Galileo, as painted by Justus Sustermans in 1636




Galileo, as painted by Justus Sustermans in 1636








He used the newly invented telescope to study the surface of the sun. Galileo noted that there were dark spots on the sun, which was the first "physical study" of the sun. From then on, people looked at the sun scientifically, and started to study it.
     In 1814, German physicist Joseph von Fraunhofer was using a spectroscope (which breaks up the light that you see into its component wavelengths, or colors), which made it possible to make a theoretical explanation of the solar atmosphere.
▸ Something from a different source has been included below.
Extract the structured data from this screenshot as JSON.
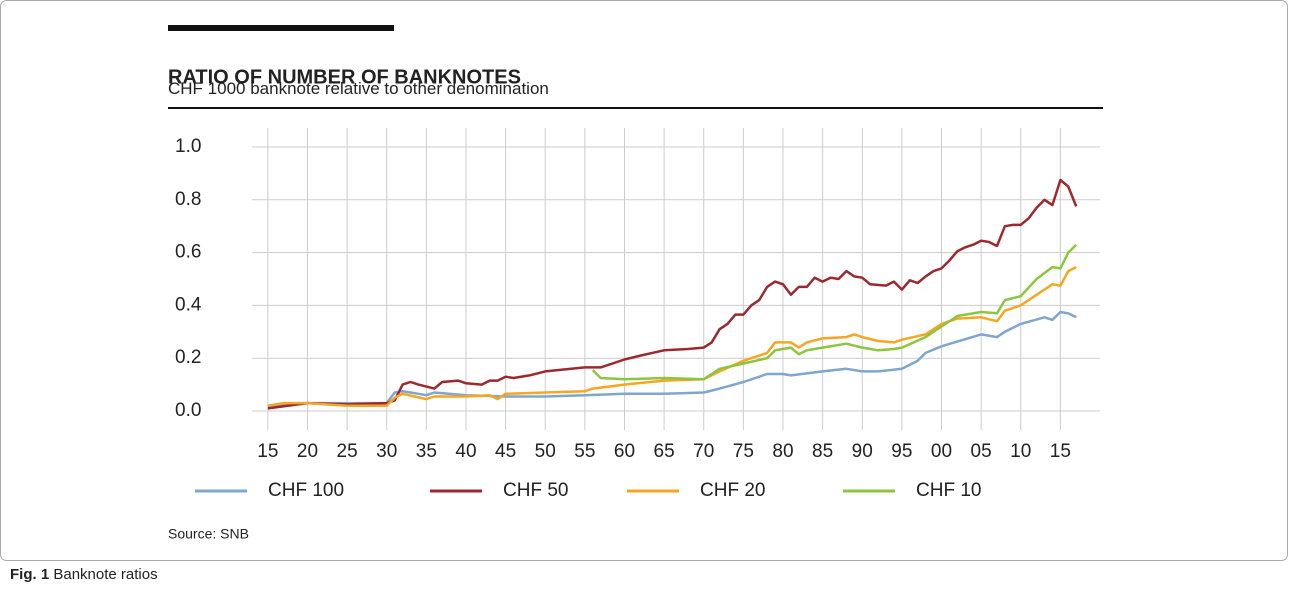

     In 1859, another German physicist, Gustav Kirchoff, was studying the sun, with a spectroscope, and discovered, using Fraunhofer's spectrum (the dark lines in the solar (sun) spectrum), that the sun was made of some elements found present on Earth. Since the sun was found to be made of mostly ordinary matter, then it could be studied in great detail, and, if the information the sun provided could be analyzed, then that information could be used for finding what the other objects in the universe were made of, and how they worked. This breakthrough was the beginning of astrophysics.